Your executive peers need to hear from you more frequently, because the pace of your work directly flows into their teams and objectives. An engineering manager should be updating other business leaders on a monthly basis, providing them with up-to-date, easy-to-understand information that will help them plan sales, marketing, and financial strategies. Again, the key here is to tie metrics directly to company objectives and avoid “dev speak.” Story points don’t mean anything to a VP of marketing — you need to overcome the perception that engineering is a black box and figure out how to communicate progress effectively.

The engineers are the ones in the trenches doing the actual work, and you need to keep them updated on a weekly basis regarding how they’re performing against objectives. They want to understand the context of the work and why they’re doing what they’re doing. Once they can see how their work fits into the bigger picture, they’ll be able to provide a more useful gauge of how they’re delivering against timelines. As a result, you’ll be more confident taking those timelines and delivery dates to your peers and the board.  It can be easy for engineering leaders to get lost in the minutiae of engineering work — remember, they were recently star engineers themselves. But it’s important to encourage engineers to think on a more macro level and explain how their work will impact the business. Engineering work doesn’t take place in a vacuum; you need to ensure that every member of the engineering team understands their role in the broader organization.
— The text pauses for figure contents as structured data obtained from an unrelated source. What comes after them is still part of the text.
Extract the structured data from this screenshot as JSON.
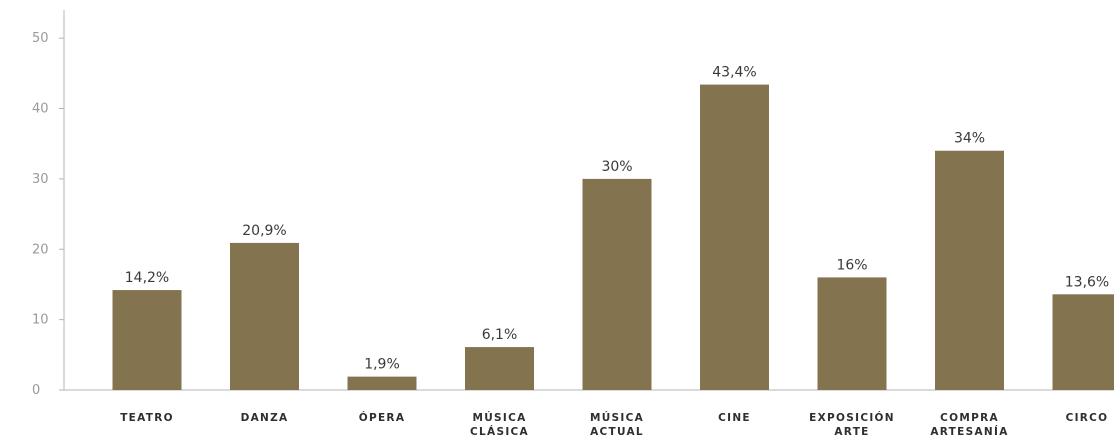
{
  "chart_data": {
    "type": "bar",
    "categories": [
      [
        "TEATRO"
      ],
      [
        "DANZA"
      ],
      [
        "ÓPERA"
      ],
      [
        "MÚSICA",
        "CLÁSICA"
      ],
      [
        "MÚSICA",
        "ACTUAL"
      ],
      [
        "CINE"
      ],
      [
        "EXPOSICIÓN",
        "ARTE"
      ],
      [
        "COMPRA",
        "ARTESANÍA"
      ],
      [
        "CIRCO"
      ]
    ],
    "values": [
      14.2,
      20.9,
      1.9,
      6.1,
      30,
      43.4,
      16,
      34,
      13.6
    ],
    "data_labels": [
      "14,2%",
      "20,9%",
      "1,9%",
      "6,1%",
      "30%",
      "43,4%",
      "16%",
      "34%",
      "13,6%"
    ],
    "yticks": [
      0,
      10,
      20,
      30,
      40,
      50
    ],
    "ylim": [
      0,
      54
    ],
    "title": "",
    "xlabel": "",
    "ylabel": "",
    "grid": false,
    "bar_color": "#84734f",
    "axis_color": "#b5b5b5"
  }
}
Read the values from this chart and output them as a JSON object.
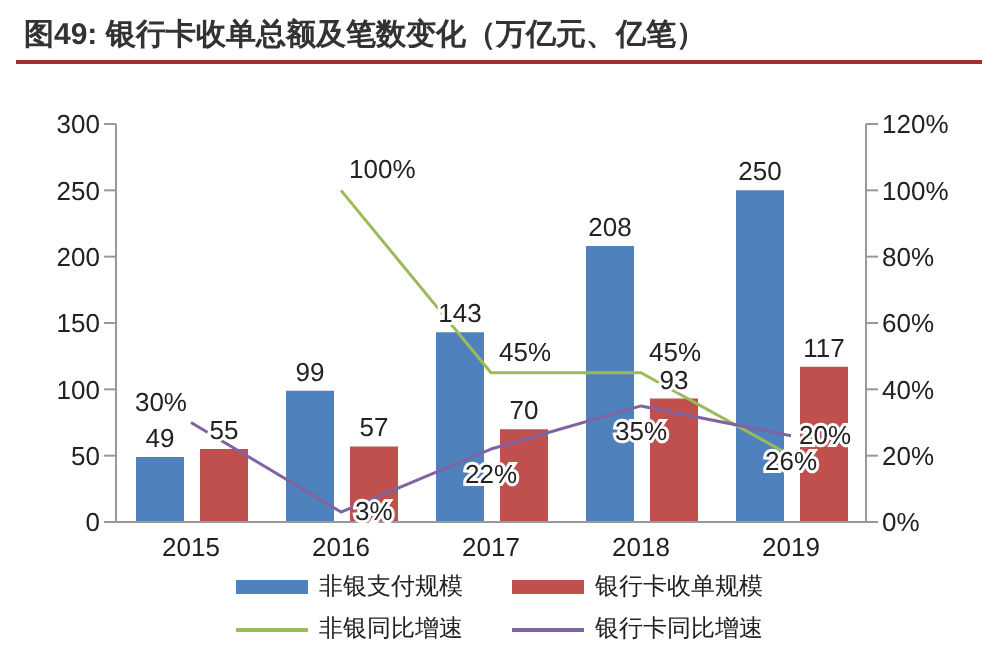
{
  "chart_data": {
    "type": "bar",
    "title": "图49:  银行卡收单总额及笔数变化（万亿元、亿笔）",
    "categories": [
      "2015",
      "2016",
      "2017",
      "2018",
      "2019"
    ],
    "series": [
      {
        "name": "非银支付规模",
        "color": "#4f81bd",
        "values": [
          49,
          99,
          143,
          208,
          250
        ],
        "value_labels": [
          "49",
          "99",
          "143",
          "208",
          "250"
        ]
      },
      {
        "name": "银行卡收单规模",
        "color": "#c0504d",
        "values": [
          55,
          57,
          70,
          93,
          117
        ],
        "value_labels": [
          "55",
          "57",
          "70",
          "93",
          "117"
        ]
      },
      {
        "name": "非银同比增速",
        "type": "line",
        "axis": "y2",
        "color": "#9bbb59",
        "values": [
          null,
          100,
          45,
          45,
          20
        ],
        "value_labels": [
          null,
          "100%",
          "45%",
          "45%",
          "20%"
        ]
      },
      {
        "name": "银行卡同比增速",
        "type": "line",
        "axis": "y2",
        "color": "#8064a2",
        "values": [
          30,
          3,
          22,
          35,
          26
        ],
        "value_labels": [
          "30%",
          "3%",
          "22%",
          "35%",
          "26%"
        ]
      }
    ],
    "ylim": [
      0,
      300
    ],
    "yticks": [
      0,
      50,
      100,
      150,
      200,
      250,
      300
    ],
    "y2lim": [
      0,
      120
    ],
    "y2ticks": [
      {
        "value": 0,
        "label": "0%"
      },
      {
        "value": 20,
        "label": "20%"
      },
      {
        "value": 40,
        "label": "40%"
      },
      {
        "value": 60,
        "label": "60%"
      },
      {
        "value": 80,
        "label": "80%"
      },
      {
        "value": 100,
        "label": "100%"
      },
      {
        "value": 120,
        "label": "120%"
      }
    ],
    "grid": false,
    "legend": "bottom",
    "marker": "none",
    "line_style": "solid"
  }
}
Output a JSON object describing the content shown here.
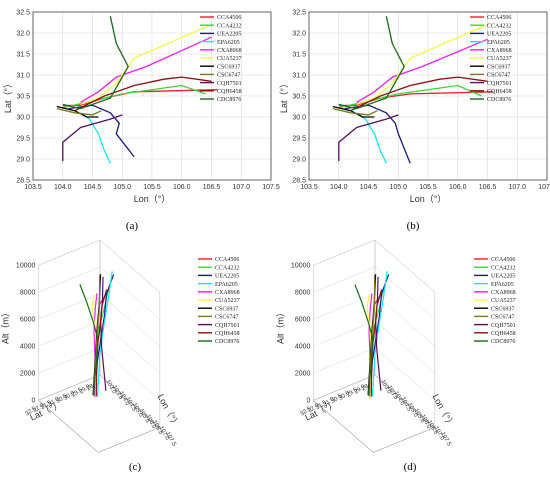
{
  "figure": {
    "panels_2d": [
      {
        "caption": "(a)",
        "xlabel": "Lon（°）",
        "ylabel": "Lat（°）"
      },
      {
        "caption": "(b)",
        "xlabel": "Lon（°）",
        "ylabel": "Lat（°）"
      }
    ],
    "panels_3d": [
      {
        "caption": "(c)",
        "xlabel": "Lon（°）",
        "ylabel": "Lat（°）",
        "zlabel": "Alt（m）"
      },
      {
        "caption": "(d)",
        "xlabel": "Lon（°）",
        "ylabel": "Lat（°）",
        "zlabel": "Alt（m）"
      }
    ]
  },
  "chart_data": [
    {
      "type": "line",
      "caption": "(a)",
      "xlabel": "Lon（°）",
      "ylabel": "Lat（°）",
      "xlim": [
        103.5,
        107.5
      ],
      "ylim": [
        28.5,
        32.5
      ],
      "xticks": [
        "103.5",
        "104.0",
        "104.5",
        "105.0",
        "105.5",
        "106.0",
        "106.5",
        "107.0",
        "107.5"
      ],
      "yticks": [
        "28.5",
        "29.0",
        "29.5",
        "30.0",
        "30.5",
        "31.0",
        "31.5",
        "32.0",
        "32.5"
      ],
      "grid": true,
      "legend": "top-right",
      "series": [
        {
          "name": "CCA4506",
          "color": "#e8202a",
          "x": [
            104.0,
            104.3,
            104.7,
            105.2,
            106.6
          ],
          "y": [
            30.27,
            30.28,
            30.45,
            30.6,
            30.65
          ]
        },
        {
          "name": "CCA4232",
          "color": "#3bd43b",
          "x": [
            104.0,
            104.4,
            105.0,
            106.0,
            106.4
          ],
          "y": [
            30.22,
            30.35,
            30.55,
            30.75,
            30.55
          ]
        },
        {
          "name": "UEA2205",
          "color": "#1a1a8c",
          "x": [
            104.1,
            104.5,
            104.8,
            104.95,
            104.9,
            105.2
          ],
          "y": [
            30.2,
            30.28,
            30.1,
            29.85,
            29.6,
            29.05
          ]
        },
        {
          "name": "EPA6205",
          "color": "#19e5f0",
          "x": [
            104.3,
            104.45,
            104.6,
            104.7,
            104.8
          ],
          "y": [
            30.1,
            29.95,
            29.6,
            29.2,
            28.9
          ]
        },
        {
          "name": "CXA8968",
          "color": "#ef1fef",
          "x": [
            104.3,
            104.6,
            104.9,
            105.4,
            106.5
          ],
          "y": [
            30.35,
            30.6,
            30.95,
            31.2,
            31.9
          ]
        },
        {
          "name": "CUA5237",
          "color": "#f7f74a",
          "x": [
            104.3,
            104.6,
            104.9,
            105.2,
            106.5
          ],
          "y": [
            30.3,
            30.45,
            30.8,
            31.4,
            32.2
          ]
        },
        {
          "name": "CSC6937",
          "color": "#000000",
          "x": [
            103.9,
            104.2,
            104.4,
            104.6
          ],
          "y": [
            30.25,
            30.15,
            30.0,
            30.0
          ]
        },
        {
          "name": "CSC6747",
          "color": "#7a7a1e",
          "x": [
            103.9,
            104.2,
            104.5,
            104.65
          ],
          "y": [
            30.2,
            30.1,
            30.05,
            30.15
          ]
        },
        {
          "name": "CQH7501",
          "color": "#5a0f5a",
          "x": [
            104.0,
            104.0,
            104.3,
            104.8,
            105.0
          ],
          "y": [
            28.95,
            29.4,
            29.75,
            29.95,
            30.05
          ]
        },
        {
          "name": "CQH6458",
          "color": "#8b0f0f",
          "x": [
            104.2,
            104.7,
            105.2,
            105.7,
            106.0,
            106.5
          ],
          "y": [
            30.15,
            30.5,
            30.75,
            30.9,
            30.95,
            30.85
          ]
        },
        {
          "name": "CDC8976",
          "color": "#1a6b1a",
          "x": [
            104.0,
            104.3,
            104.8,
            105.1,
            104.9,
            104.8
          ],
          "y": [
            30.3,
            30.2,
            30.45,
            31.2,
            31.75,
            32.4
          ]
        }
      ]
    },
    {
      "type": "line",
      "caption": "(b)",
      "xlabel": "Lon（°）",
      "ylabel": "Lat（°）",
      "xlim": [
        103.5,
        107.5
      ],
      "ylim": [
        28.5,
        32.5
      ],
      "xticks": [
        "103.5",
        "104.0",
        "104.5",
        "105.0",
        "105.5",
        "106.0",
        "106.5",
        "107.0",
        "107.5"
      ],
      "yticks": [
        "28.5",
        "29.0",
        "29.5",
        "30.0",
        "30.5",
        "31.0",
        "31.5",
        "32.0",
        "32.5"
      ],
      "grid": true,
      "legend": "top-right",
      "series": [
        {
          "name": "CCA4506",
          "color": "#e8202a",
          "x": [
            104.0,
            104.3,
            104.7,
            105.2,
            106.6
          ],
          "y": [
            30.27,
            30.28,
            30.45,
            30.55,
            30.6
          ]
        },
        {
          "name": "CCA4232",
          "color": "#3bd43b",
          "x": [
            104.0,
            104.4,
            105.0,
            106.0,
            106.4
          ],
          "y": [
            30.22,
            30.35,
            30.55,
            30.75,
            30.5
          ]
        },
        {
          "name": "UEA2205",
          "color": "#1a1a8c",
          "x": [
            104.1,
            104.5,
            104.8,
            104.95,
            105.0,
            105.2
          ],
          "y": [
            30.2,
            30.28,
            30.1,
            29.85,
            29.6,
            28.9
          ]
        },
        {
          "name": "EPA6205",
          "color": "#19e5f0",
          "x": [
            104.3,
            104.45,
            104.6,
            104.7,
            104.8
          ],
          "y": [
            30.1,
            29.95,
            29.6,
            29.2,
            28.9
          ]
        },
        {
          "name": "CXA8968",
          "color": "#ef1fef",
          "x": [
            104.3,
            104.6,
            104.9,
            105.4,
            106.5
          ],
          "y": [
            30.35,
            30.6,
            30.95,
            31.2,
            31.85
          ]
        },
        {
          "name": "CUA5237",
          "color": "#f7f74a",
          "x": [
            104.3,
            104.6,
            104.9,
            105.2,
            106.5
          ],
          "y": [
            30.3,
            30.45,
            30.8,
            31.4,
            32.2
          ]
        },
        {
          "name": "CSC6937",
          "color": "#000000",
          "x": [
            103.9,
            104.2,
            104.4,
            104.6
          ],
          "y": [
            30.25,
            30.15,
            30.0,
            30.0
          ]
        },
        {
          "name": "CSC6747",
          "color": "#7a7a1e",
          "x": [
            103.9,
            104.2,
            104.5,
            104.65
          ],
          "y": [
            30.2,
            30.1,
            30.05,
            30.15
          ]
        },
        {
          "name": "CQH7501",
          "color": "#5a0f5a",
          "x": [
            104.0,
            104.0,
            104.3,
            104.8,
            105.0
          ],
          "y": [
            28.95,
            29.4,
            29.75,
            29.95,
            30.05
          ]
        },
        {
          "name": "CQH6458",
          "color": "#8b0f0f",
          "x": [
            104.2,
            104.7,
            105.2,
            105.7,
            106.0,
            106.5
          ],
          "y": [
            30.15,
            30.5,
            30.75,
            30.9,
            30.95,
            30.85
          ]
        },
        {
          "name": "CDC8976",
          "color": "#1a6b1a",
          "x": [
            104.0,
            104.3,
            104.8,
            105.1,
            104.9,
            104.8
          ],
          "y": [
            30.3,
            30.2,
            30.45,
            31.2,
            31.75,
            32.4
          ]
        }
      ]
    },
    {
      "type": "line",
      "caption": "(c)",
      "xlabel": "Lon（°）",
      "ylabel": "Lat（°）",
      "zlabel": "Alt（m）",
      "zlim": [
        0,
        10000
      ],
      "zticks": [
        "0",
        "2000",
        "4000",
        "6000",
        "8000",
        "10000"
      ],
      "lat_ticks": [
        "28.5",
        "29.0",
        "29.5",
        "30.0",
        "30.5",
        "31.0",
        "31.5",
        "32.0",
        "32.5"
      ],
      "lon_ticks": [
        "103.0",
        "103.5",
        "104.0",
        "104.5",
        "105.0",
        "105.5",
        "106.0",
        "106.5",
        "107.0",
        "107.5"
      ],
      "legend": "top-right",
      "series": [
        "CCA4506",
        "CCA4232",
        "UEA2205",
        "EPA6205",
        "CXA8968",
        "CUA5237",
        "CSC6937",
        "CSC6747",
        "CQH7501",
        "CQH6458",
        "CDC8976"
      ]
    },
    {
      "type": "line",
      "caption": "(d)",
      "xlabel": "Lon（°）",
      "ylabel": "Lat（°）",
      "zlabel": "Alt（m）",
      "zlim": [
        0,
        10000
      ],
      "zticks": [
        "0",
        "2000",
        "4000",
        "6000",
        "8000",
        "10000"
      ],
      "lat_ticks": [
        "28.5",
        "29.0",
        "29.5",
        "30.0",
        "30.5",
        "31.0",
        "31.5",
        "32.0",
        "32.5"
      ],
      "lon_ticks": [
        "103.0",
        "103.5",
        "104.0",
        "104.5",
        "105.0",
        "105.5",
        "106.0",
        "106.5",
        "107.0",
        "107.5"
      ],
      "legend": "top-right",
      "series": [
        "CCA4506",
        "CCA4232",
        "UEA2205",
        "EPA6205",
        "CXA8968",
        "CUA5237",
        "CSC6937",
        "CSC6747",
        "CQH7501",
        "CQH6458",
        "CDC8976"
      ]
    }
  ],
  "legend": {
    "names": [
      "CCA4506",
      "CCA4232",
      "UEA2205",
      "EPA6205",
      "CXA8968",
      "CUA5237",
      "CSC6937",
      "CSC6747",
      "CQH7501",
      "CQH6458",
      "CDC8976"
    ],
    "colors": [
      "#e8202a",
      "#3bd43b",
      "#1a1a8c",
      "#19e5f0",
      "#ef1fef",
      "#f7f74a",
      "#000000",
      "#7a7a1e",
      "#5a0f5a",
      "#8b0f0f",
      "#1a6b1a"
    ]
  }
}
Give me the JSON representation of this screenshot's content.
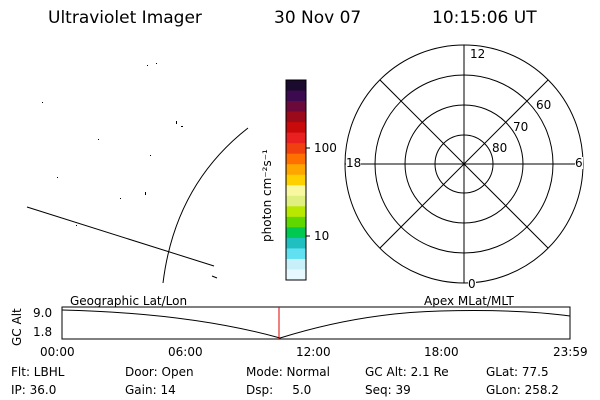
{
  "header": {
    "instrument": "Ultraviolet Imager",
    "date": "30 Nov 07",
    "time": "10:15:06 UT"
  },
  "colorbar": {
    "label": "photon cm⁻²s⁻¹",
    "ticks": [
      "100",
      "10"
    ],
    "colors": [
      "#1a0a2e",
      "#3c0a4e",
      "#6b0a3a",
      "#9a0a1a",
      "#c80a0a",
      "#e82020",
      "#f04010",
      "#ff7000",
      "#ffa500",
      "#ffd000",
      "#f8f8a0",
      "#e0f080",
      "#b8e800",
      "#60d800",
      "#00c850",
      "#20c0c0",
      "#60e0f0",
      "#c8f0f8",
      "#e8f8ff"
    ]
  },
  "polar": {
    "labels": {
      "top": "12",
      "bottom": "0",
      "left": "18",
      "right": "6"
    },
    "lat_labels": [
      "60",
      "70",
      "80"
    ]
  },
  "timeline": {
    "left_label": "Geographic Lat/Lon",
    "right_label": "Apex MLat/MLT",
    "axis_title": "GC Alt",
    "y_ticks": [
      "9.0",
      "1.8"
    ],
    "x_ticks": [
      "00:00",
      "06:00",
      "12:00",
      "18:00",
      "23:59"
    ]
  },
  "info": {
    "flt": "Flt: LBHL",
    "door": "Door: Open",
    "mode": "Mode: Normal",
    "gcalt": "GC Alt: 2.1 Re",
    "glat": "GLat:  77.5",
    "ip": "IP: 36.0",
    "gain": "Gain: 14",
    "dsp": "Dsp:     5.0",
    "seq": "Seq: 39",
    "glon": "GLon: 258.2"
  }
}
The devil is in the details. Can you effectively measure engineering productivity? Probably not as easily as McKinsey would like you to believe. But the right framework and strategy will allow you to measure the effectiveness of your teams in relation to the business. When every company is an engineering company, we can no longer afford for these operations to stay in a black box. I firmly believe you can measure engineering effectively — It’s time for engineering managers to attack their metrics problem once and for all.